Titolo/ Title: The Fault in Our Stars / Colpa delle stelle 
Autore/ Author: John Green 
Series: Standalone /Autoconclusivo 
Casa Editrice/ Publisher: Rizzoli / Dutton Books
Pagine/ Pages: 347
Genere / Genre: young adult, contemporary 
Link: Amazon.it, Amazon.com, Anobii, Goodreads, Bookdepository
Rating



Sommario: Hazel ha sedici anni, ma ha già alle spalle un vero miracolo: grazie a un farmaco sperimentale, la malattia che anni prima le hanno diagnosticato è ora in regressione. Ha però anche imparato che i miracoli si pagano: mentre lei rimbalzava tra corse in ospedale e lunghe degenze, il mondo correva veloce, lasciandola indietro, sola e fuori sincrono rispetto alle sue coetanee, con una vita in frantumi in cui i pezzi non si incastrano più. Un giorno però il destino le fa incontrare Augustus, affascinante compagno di sventure che la travolge con la sua fame di vita, di passioni, di risate, e le dimostra che il mondo non si è fermato, insieme possono riacciuffarlo. Ma come un peccato originale, come una colpa scritta nelle stelle avverse sotto cui Hazel e Augustus sono nati, il tempo che hanno a disposizione è un miracolo, e in quanto tale andrà pagato.
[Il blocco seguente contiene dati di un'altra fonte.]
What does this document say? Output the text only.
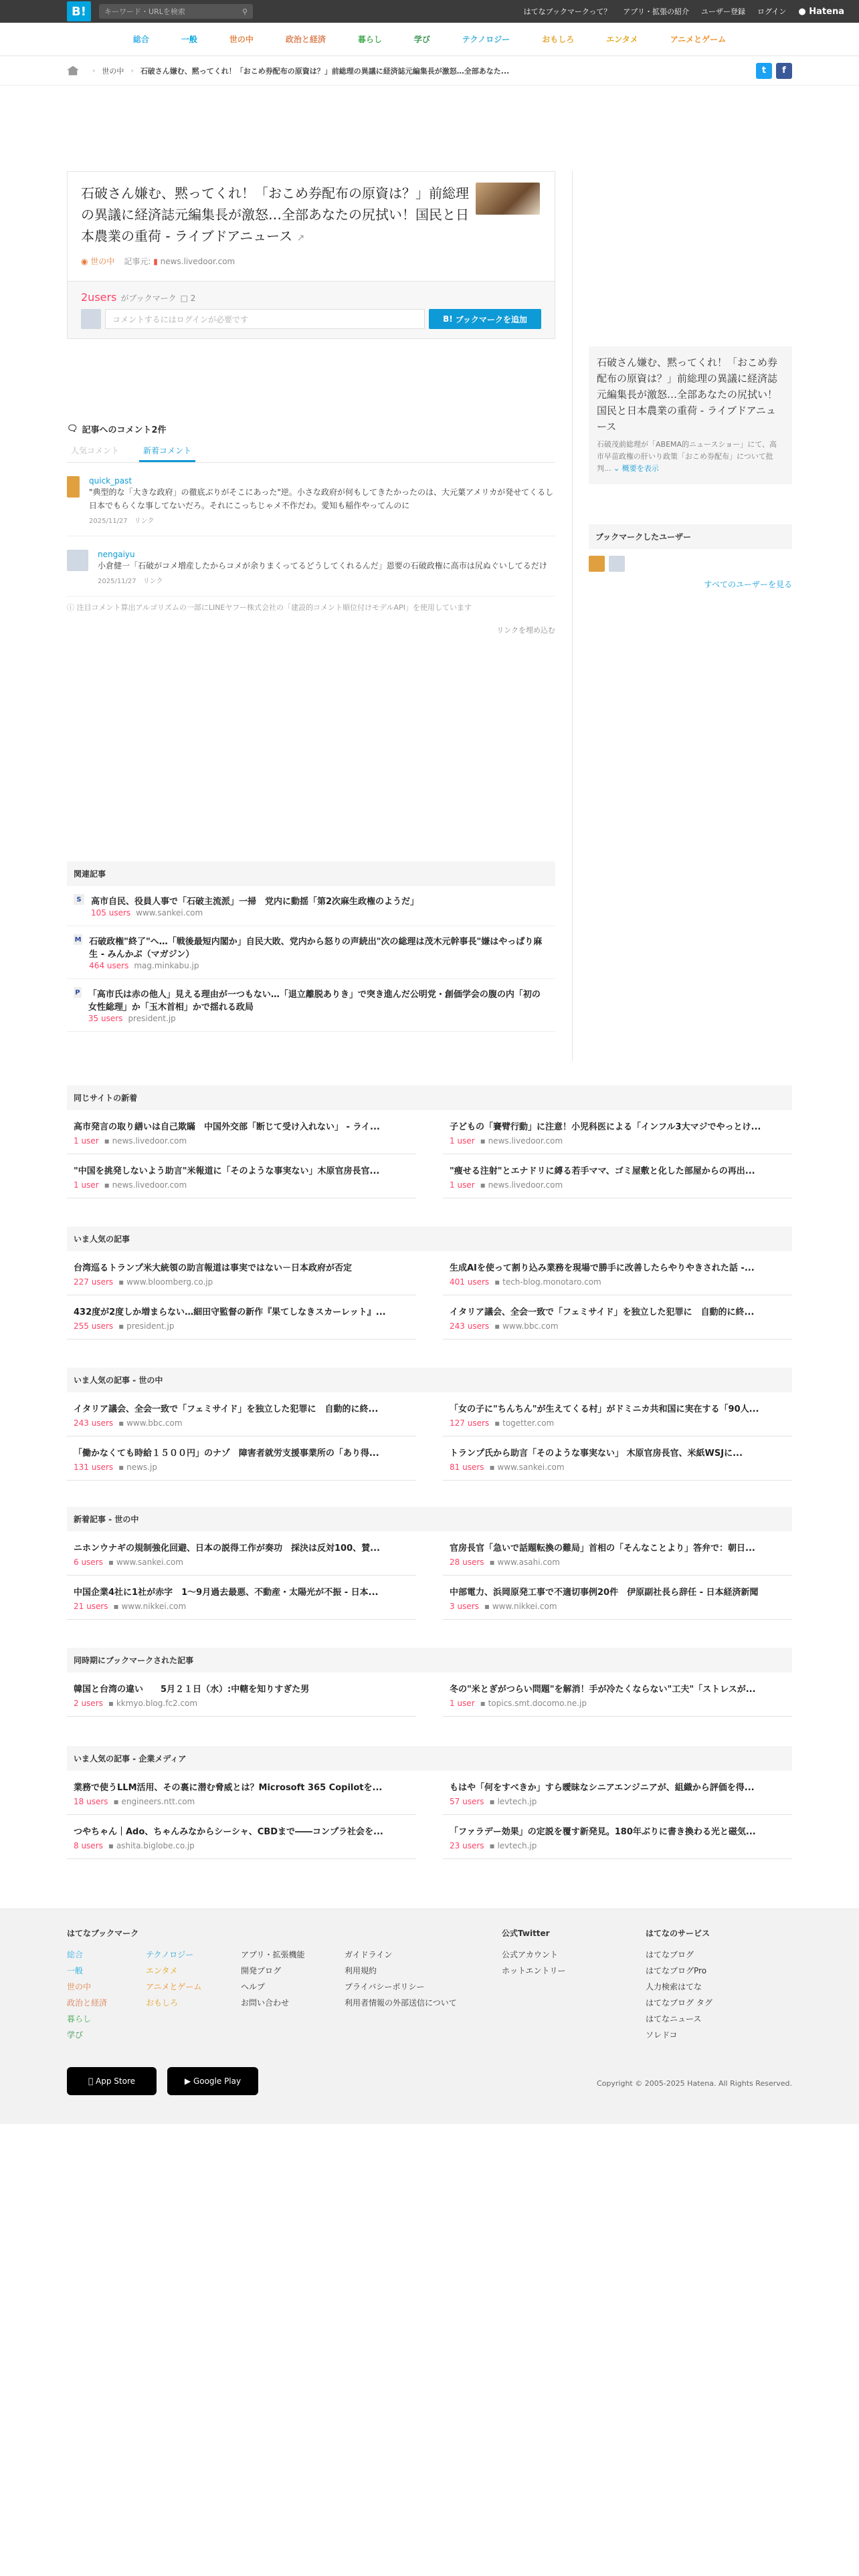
B!	キーワード・URLを検索	⚲	はてなブックマークって？ アプリ・拡張の紹介 ユーザー登録 ログイン ● Hatena
総合	一般	世の中	政治と経済	暮らし	学び	テクノロジー	おもしろ	エンタメ	アニメとゲーム
› 世の中 › 石破さん嫌む、黙ってくれ！「おこめ券配布の原資は？」前総理の異議に経済誌元編集長が激怒…全部あなた...	t	f
石破さん嫌む、黙ってくれ！「おこめ券配布の原資は？」前総理の異議に経済誌元編集長が激怒…全部あなたの尻拭い！国民と日本農業の重荷 - ライブドアニュース ↗
◉ 世の中 記事元: ▮ news.livedoor.com
2users がブックマーク □ 2
コメントするにはログインが必要です	B! ブックマークを追加
石破さん嫌む、黙ってくれ！「おこめ券配布の原資は？」前総理の異議に経済誌元編集長が激怒…全部あなたの尻拭い！国民と日本農業の重荷 - ライブドアニュース
石破茂前総理が「ABEMA的ニュースショー」にて、高市早苗政権の肝いり政策「おこめ券配布」について批判... ⌄ 概要を表示
ブックマークしたユーザー
すべてのユーザーを見る
🗨 記事へのコメント2件
人気コメント	新着コメント
quick_past
"典型的な「大きな政府」の徹底ぶりがそこにあった"逆。小さな政府が何もしてきたかったのは、大元葉アメリカが発せてくるし日本でもらくな事してないだろ。それにこっちじゃメ不作だわ。愛知も稲作やってんのに
2025/11/27 リンク
nengaiyu
小倉健一「石破がコメ増産したからコメが余りまくってるどうしてくれるんだ」恩要の石破政権に高市は尻ぬぐいしてるだけ
2025/11/27 リンク
ⓘ 注目コメント算出アルゴリズムの一部にLINEヤフー株式会社の「建設的コメント順位付けモデルAPI」を使用しています
リンクを埋め込む
関連記事
S	高市自民、役員人事で「石破主流派」一掃　党内に動揺「第2次麻生政権のようだ」
105 users www.sankei.com
M 石破政権"終了"へ…「戦後最短内閣か」自民大敗、党内から怒りの声続出"次の総理は茂木元幹事長"嫌はやっぱり麻生 - みんかぶ（マガジン）
464 users mag.minkabu.jp
P 「高市氏は赤の他人」見える理由が一つもない…「退立離脱ありき」で突き進んだ公明党・創価学会の腹の内「初の女性総理」か「玉木首相」かで揺れる政局
35 users president.jp
同じサイトの新着
高市発言の取り繕いは自己欺瞞　中国外交部「断じて受け入れない」 - ライ...
1 user ▪ news.livedoor.com
子どもの「賽臂行動」に注意！小児科医による「インフル3大マジでやっとけ...
1 user ▪ news.livedoor.com
"中国を挑発しないよう助言"米報道に「そのような事実ない」木原官房長官...
1 user ▪ news.livedoor.com
"痩せる注射"とエナドリに縛る若手ママ、ゴミ屋敷と化した部屋からの再出...
1 user ▪ news.livedoor.com
いま人気の記事
台湾巡るトランプ米大統領の助言報道は事実ではない－日本政府が否定
227 users ▪ www.bloomberg.co.jp
生成AIを使って割り込み業務を現場で勝手に改善したらやりやきされた話 -...
401 users ▪ tech-blog.monotaro.com
432度が2度しか増まらない…細田守監督の新作『果てしなきスカーレット』...
255 users ▪ president.jp
イタリア議会、全会一致で「フェミサイド」を独立した犯罪に　自動的に終...
243 users ▪ www.bbc.com
いま人気の記事 - 世の中
イタリア議会、全会一致で「フェミサイド」を独立した犯罪に　自動的に終...
243 users ▪ www.bbc.com
「女の子に"ちんちん"が生えてくる村」がドミニカ共和国に実在する「90人...
127 users ▪ togetter.com
「働かなくても時給１５００円」のナゾ　障害者就労支援事業所の「あり得...
131 users ▪ news.jp
トランプ氏から助言「そのような事実ない」 木原官房長官、米紙WSJに...
81 users ▪ www.sankei.com
新着記事 - 世の中
ニホンウナギの規制強化回避、日本の説得工作が奏功　採決は反対100、賛...
6 users ▪ www.sankei.com
官房長官「急いで話題転換の難局」首相の「そんなことより」答弁で：朝日...
28 users ▪ www.asahi.com
中国企業4社に1社が赤字　1〜9月過去最悪、不動産・太陽光が不振 - 日本...
21 users ▪ www.nikkei.com
中部電力、浜岡原発工事で不適切事例20件　伊原副社長ら辞任 - 日本経済新聞
3 users ▪ www.nikkei.com
同時期にブックマークされた記事
韓国と台湾の違い　　5月２１日（水）:中轄を知りすぎた男
2 users ▪ kkmyo.blog.fc2.com
冬の"米とぎがつらい問題"を解消！手が冷たくならない"工夫"「ストレスが...
1 user ▪ topics.smt.docomo.ne.jp
いま人気の記事 - 企業メディア
業務で使うLLM活用、その裏に潜む脅威とは？Microsoft 365 Copilotを...
18 users ▪ engineers.ntt.com
もはや「何をすべきか」すら曖昧なシニアエンジニアが、組織から評価を得...
57 users ▪ levtech.jp
つやちゃん｜Ado、ちゃんみなからシーシャ、CBDまで――コンプラ社会を...
8 users ▪ ashita.biglobe.co.jp
「ファラデー効果」の定説を覆す新発見。180年ぶりに書き換わる光と磁気...
23 users ▪ levtech.jp
はてなブックマーク
総合
一般
世の中
政治と経済
暮らし
学び
テクノロジー
エンタメ
アニメとゲーム
おもしろ
アプリ・拡張機能
開発ブログ
ヘルプ
お問い合わせ
ガイドライン
利用規約
プライバシーポリシー
利用者情報の外部送信について
公式Twitter
公式アカウント
ホットエントリー
はてなのサービス
はてなブログ
はてなブログPro
人力検索はてな
はてなブログ タグ
はてなニュース
ソレドコ
App Store	▶ Google Play	Copyright © 2005-2025 Hatena. All Rights Reserved.
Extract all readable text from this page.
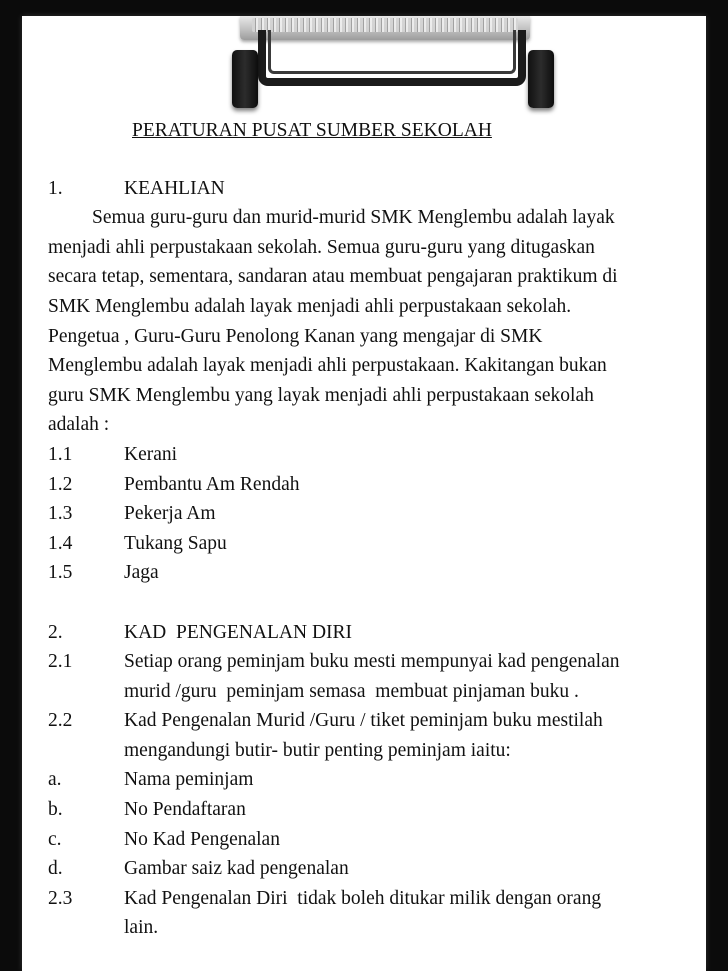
PERATURAN PUSAT SUMBER SEKOLAH
1.	KEAHLIAN
Semua guru-guru dan murid-murid SMK Menglembu adalah layak
menjadi ahli perpustakaan sekolah. Semua guru-guru yang ditugaskan
secara tetap, sementara, sandaran atau membuat pengajaran praktikum di
SMK Menglembu adalah layak menjadi ahli perpustakaan sekolah.
Pengetua , Guru-Guru Penolong Kanan yang mengajar di SMK
Menglembu adalah layak menjadi ahli perpustakaan. Kakitangan bukan
guru SMK Menglembu yang layak menjadi ahli perpustakaan sekolah
adalah :
1.1	Kerani
1.2	Pembantu Am Rendah
1.3	Pekerja Am
1.4	Tukang Sapu
1.5	Jaga
2.	KAD  PENGENALAN DIRI
2.1	Setiap orang peminjam buku mesti mempunyai kad pengenalan
murid /guru  peminjam semasa  membuat pinjaman buku .
2.2	Kad Pengenalan Murid /Guru / tiket peminjam buku mestilah
mengandungi butir- butir penting peminjam iaitu:
a.	Nama peminjam
b.	No Pendaftaran
c.	No Kad Pengenalan
d.	Gambar saiz kad pengenalan
2.3	Kad Pengenalan Diri  tidak boleh ditukar milik dengan orang
lain.
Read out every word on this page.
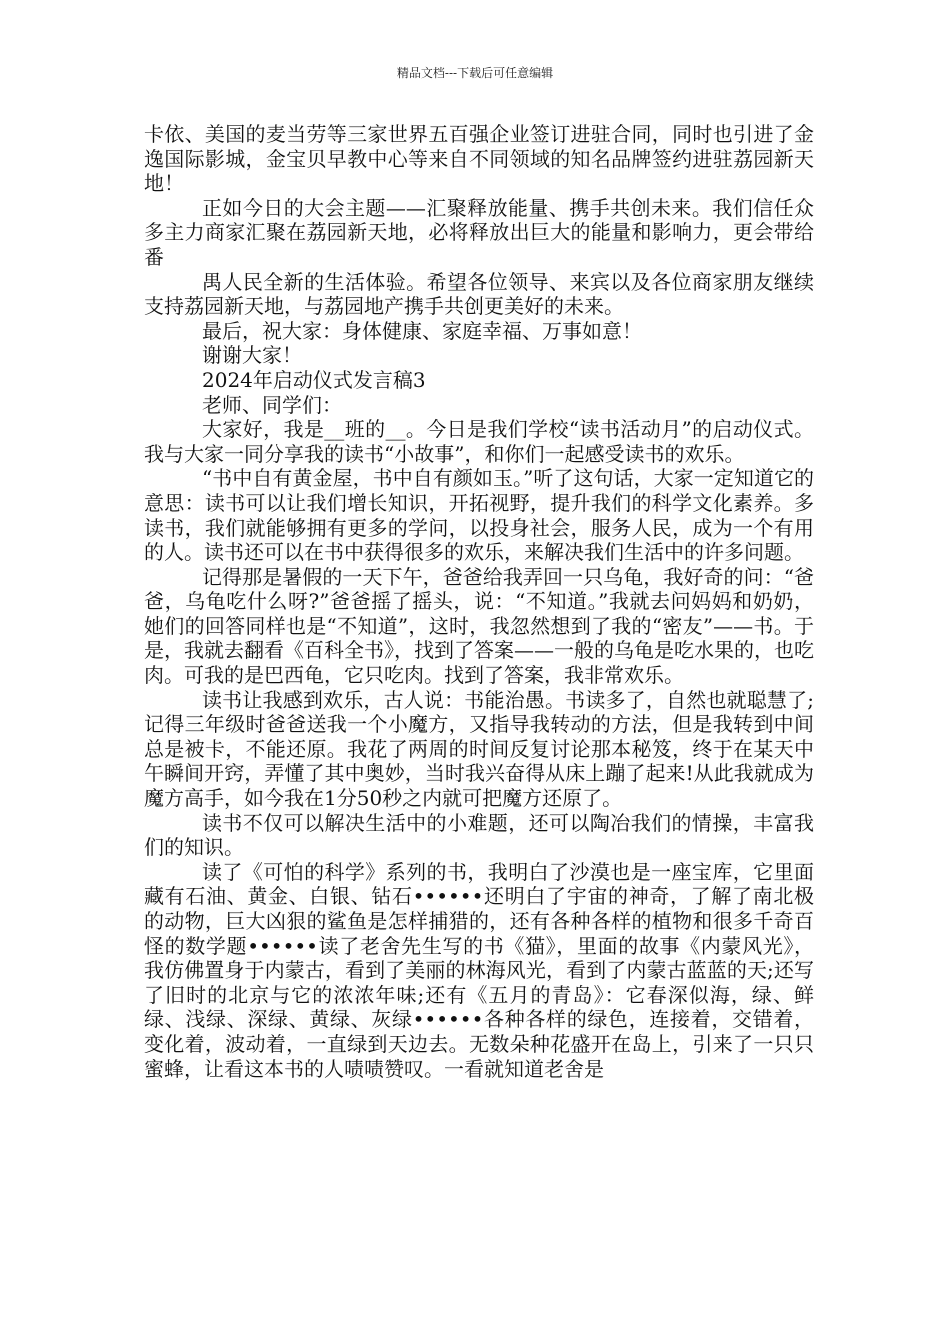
精品文档---下载后可任意编辑

卡依、美国的麦当劳等三家世界五百强企业签订进驻合同，同时也引进了金逸国际影城，金宝贝早教中心等来自不同领域的知名品牌签约进驻荔园新天地！

正如今日的大会主题——汇聚释放能量、携手共创未来。我们信任众多主力商家汇聚在荔园新天地，必将释放出巨大的能量和影响力，更会带给番

禺人民全新的生活体验。希望各位领导、来宾以及各位商家朋友继续支持荔园新天地，与荔园地产携手共创更美好的未来。

最后，祝大家：身体健康、家庭幸福、万事如意！

谢谢大家！

2024年启动仪式发言稿3

老师、同学们：

大家好，我是__班的__。今日是我们学校“读书活动月”的启动仪式。我与大家一同分享我的读书“小故事”，和你们一起感受读书的欢乐。

“书中自有黄金屋，书中自有颜如玉。”听了这句话，大家一定知道它的意思：读书可以让我们增长知识，开拓视野，提升我们的科学文化素养。多读书，我们就能够拥有更多的学问，以投身社会，服务人民，成为一个有用的人。读书还可以在书中获得很多的欢乐，来解决我们生活中的许多问题。

记得那是暑假的一天下午，爸爸给我弄回一只乌龟，我好奇的问：“爸爸，乌龟吃什么呀?”爸爸摇了摇头，说：“不知道。”我就去问妈妈和奶奶，她们的回答同样也是“不知道”，这时，我忽然想到了我的“密友”——书。于是，我就去翻看《百科全书》，找到了答案——一般的乌龟是吃水果的，也吃肉。可我的是巴西龟，它只吃肉。找到了答案，我非常欢乐。

读书让我感到欢乐，古人说：书能治愚。书读多了，自然也就聪慧了;记得三年级时爸爸送我一个小魔方，又指导我转动的方法，但是我转到中间总是被卡，不能还原。我花了两周的时间反复讨论那本秘笈，终于在某天中午瞬间开窍，弄懂了其中奥妙，当时我兴奋得从床上蹦了起来!从此我就成为魔方高手，如今我在1分50秒之内就可把魔方还原了。

读书不仅可以解决生活中的小难题，还可以陶冶我们的情操，丰富我们的知识。

读了《可怕的科学》系列的书，我明白了沙漠也是一座宝库，它里面藏有石油、黄金、白银、钻石••••••还明白了宇宙的神奇，了解了南北极的动物，巨大凶狠的鲨鱼是怎样捕猎的，还有各种各样的植物和很多千奇百怪的数学题••••••读了老舍先生写的书《猫》，里面的故事《内蒙风光》，我仿佛置身于内蒙古，看到了美丽的林海风光，看到了内蒙古蓝蓝的天;还写了旧时的北京与它的浓浓年味;还有《五月的青岛》：它春深似海，绿、鲜绿、浅绿、深绿、黄绿、灰绿••••••各种各样的绿色，连接着，交错着，变化着，波动着，一直绿到天边去。无数朵种花盛开在岛上，引来了一只只蜜蜂，让看这本书的人啧啧赞叹。一看就知道老舍是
 Dovete sapere che non piango molto facilmente. In generale, quasi mai.  Poi arrivano libri di questo genere (ovvero scritti da John Green) e sai perfettamente che è molto meglio avere una vagonata di fazzoletti a portata di mano perché serviranno. E in abbondanza. John, adorato John, perché ci fai questo? Perché ci regali libri come Cercando Alaska (uno dei miei libri più usurati da quanto l'ho letto), Teorema Katherine Colpa delle stelle? Non sai che ho il cuore debole? Vuoi farmi morire? Probabilmente sì. 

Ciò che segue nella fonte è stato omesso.